Saturday 31 January 2009

Literati glitterati

Back in Bombay after a 23-hour train journey, which saw me packed into a compartment with six Indian men and, thankfully, air conditioning. Interesting in an anthropological sense, and it's always lovely to be rocked to sleep by the gentle movements of the train, but it was even better to get off the train. We must have looked like shell-shocked tourists because we were immediately accosted by a Sikh cabbie touting his wares. He turned out to be a shyster and after raised voices before 9am in the courtyard of our apartment building, a neighbour intervened to help us out. She then ran to the lift (old style cage door) and called out, "Never take a sardarji cab".

But the festival, oh the festival! It was truly a delight, like being in the kind of alter-universe in which you KNOW you belong but haven't really done anything to deserve. It was held in the grounds of Diggi Palace, which was resplendent in fuschia and marigold streamers.
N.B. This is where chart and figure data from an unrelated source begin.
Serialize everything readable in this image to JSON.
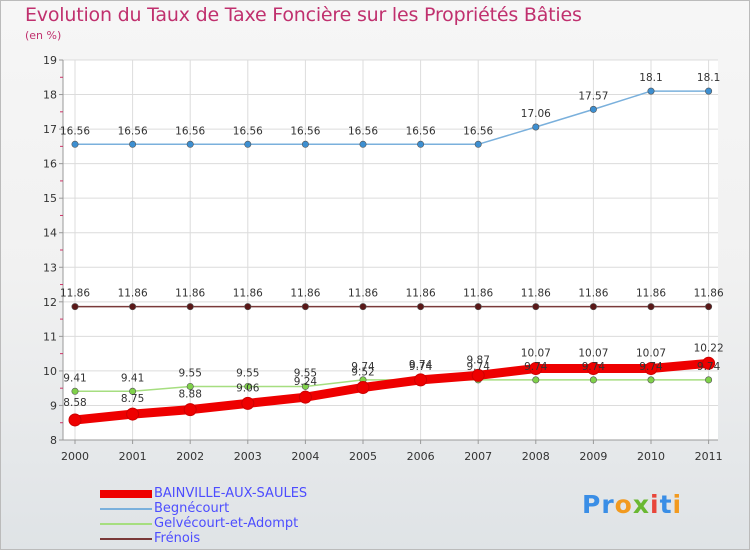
{
  "title": "Evolution du Taux de Taxe Foncière sur les Propriétés Bâties",
  "subtitle": "(en %)",
  "logo": {
    "letters": [
      "P",
      "r",
      "o",
      "x",
      "i",
      "t",
      "i"
    ],
    "colors": [
      "#3a8ee6",
      "#3a8ee6",
      "#f29a1f",
      "#6ab832",
      "#e8463a",
      "#3a8ee6",
      "#f29a1f"
    ]
  },
  "chart_data": {
    "type": "line",
    "title": "Evolution du Taux de Taxe Foncière sur les Propriétés Bâties",
    "ylabel": "(en %)",
    "xlabel": "",
    "x": [
      "2000",
      "2001",
      "2002",
      "2003",
      "2004",
      "2005",
      "2006",
      "2007",
      "2008",
      "2009",
      "2010",
      "2011"
    ],
    "ylim": [
      8,
      19
    ],
    "yticks": [
      "8",
      "9",
      "10",
      "11",
      "12",
      "13",
      "14",
      "15",
      "16",
      "17",
      "18",
      "19"
    ],
    "series": [
      {
        "name": "BAINVILLE-AUX-SAULES",
        "color": "#ee0000",
        "marker_color": "#ee0000",
        "values": [
          8.58,
          8.75,
          8.88,
          9.06,
          9.24,
          9.52,
          9.74,
          9.87,
          10.07,
          10.07,
          10.07,
          10.22
        ],
        "labels": [
          "8.58",
          "8.75",
          "8.88",
          "9.06",
          "9.24",
          "9.52",
          "9.74",
          "9.87",
          "10.07",
          "10.07",
          "10.07",
          "10.22"
        ]
      },
      {
        "name": "Begnécourt",
        "color": "#7ab0dc",
        "marker_color": "#3d8fd1",
        "values": [
          16.56,
          16.56,
          16.56,
          16.56,
          16.56,
          16.56,
          16.56,
          16.56,
          17.06,
          17.57,
          18.1,
          18.1
        ],
        "labels": [
          "16.56",
          "16.56",
          "16.56",
          "16.56",
          "16.56",
          "16.56",
          "16.56",
          "16.56",
          "17.06",
          "17.57",
          "18.1",
          "18.1"
        ]
      },
      {
        "name": "Gelvécourt-et-Adompt",
        "color": "#a6de80",
        "marker_color": "#7fd14a",
        "values": [
          9.41,
          9.41,
          9.55,
          9.55,
          9.55,
          9.74,
          9.74,
          9.74,
          9.74,
          9.74,
          9.74,
          9.74
        ],
        "labels": [
          "9.41",
          "9.41",
          "9.55",
          "9.55",
          "9.55",
          "9.74",
          "9.74",
          "9.74",
          "9.74",
          "9.74",
          "9.74",
          "9.74"
        ]
      },
      {
        "name": "Frénois",
        "color": "#7a3a3a",
        "marker_color": "#5a1818",
        "values": [
          11.86,
          11.86,
          11.86,
          11.86,
          11.86,
          11.86,
          11.86,
          11.86,
          11.86,
          11.86,
          11.86,
          11.86
        ],
        "labels": [
          "11.86",
          "11.86",
          "11.86",
          "11.86",
          "11.86",
          "11.86",
          "11.86",
          "11.86",
          "11.86",
          "11.86",
          "11.86",
          "11.86"
        ]
      }
    ],
    "legend_position": "bottom-left"
  }
}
We had press accreditation, which turned out to be extremely useful, in more ways than one.

Highlights? So many, so many. But because I mentioned it in my last post, I'll have to talk about the Big B. Yep, Amitabh. Amitabh and me. And, oh, perhaps 3,000 of our closest friends.

He was at the festival to launch a book on his life on film. Now I'd heard about the frenzy that surrounds this man everywhere he goes, but I, somewhat naively, thought that a sedate literature festival would be a little less desperate.

Not so.

Launch time and I found myself a good possie about five metres stage left, wedged between some big speakers and the PR chick, and got comfortable. Jason slipped into the photographers' enclosure, which was guarded by these fantastically moustachioed Rajput security heavies.
As soon as Big B was sighted, a collective gasp came from the crowd. He appeared on stage and immediately the photogs and cammos jumped to their feet, leading to the stage manager to leap to the microphone and exhort everyone to sit down and calm down.

Amitabh - perhaps reciting an much-repeated script? - told the crowd how humble he was for their support, how he was an ordinary actor and not a star, and thanked his fans, his family and God for all he had.

[An aside: a few days later I visited the Rambagh Palace and stood inside the presidential suite the festival had apparently put him up in for his Jaipur stay.]

As he took the stage, a surge of people appeared from the wings and took over any available centimetre of space still available. Behind me was some guy in a polyester suit who held his mobile phone out to record the entire thing, his arm arched above me, curled around me like a prawn - spooning me, if you will. I assumed my usual crowd-deflector stance: elbows out, feet square, small of back arched to avoid having my neighbour use the crush to press their nether regions into me. But I needn't have worried. It became clear very soon that if there was any activity going on down there for my friend, it was less to do with me and more to do with what was up on stage.

The launch over, it was question time. Questions were generally fairly benign and banal - although one guy did get up and SING VERSES OF A SONG HE WROTE FOR BACHCHAN. And then when the moderator declared there was time for just one last question, the journalists around me started urgently calling out and surging towards the stage, like ants towards a sticky trail.

If you want to know what he looks like in the flesh, you'll find some better photos over at G-G-G - Jason had a better spot and has a way better camera.

The festival wasn't just about Amitabh Bachchan. There were many, many literary luminaries there. And the great thing about it was the fantastic access you had to Major People. You would literally find yourself standing next to William Dalrymple or Colin Thubron in the lunch line, or striking up a conversation with Michael Wood in the bookshop. Not that I did anything of the sort, of course. Well maybe once. But more on that in a later post.

And then there was the final night of the festival. Like Cinderellas with press passes, we got to go to the ball! At the City Palace! Magical! From the moment we arrived on foot (we got the rickshaw to drop us around the corner; everyone else was arriving in AC cars with drivers) it was surreal: from the painted elephants at the gate, to the rose petal-strewn passageway, to the private lawn area where the ball was on. (And it is indeed private: we went to the palace as tourists a few days earlier and that section had been blocked off.)

Of course, being a literary festival, the crowd around the bar was deep, so it took us a fair while to get a drink, but it wasn't long before we were meeting Interesting and Accomplished people.

I really wish Blogger would let me post my photos - that way, you could see how the lights at the palace were on - indicating the Jaipur royals were home and watching our little shindig from up high. I like to think they were sprinkling little sachets of good tidings onto all us proletariat down below who were inhabiting their private lawns. Or maybe they might have been tossing gold coins down. I was a bit too squiffy to know.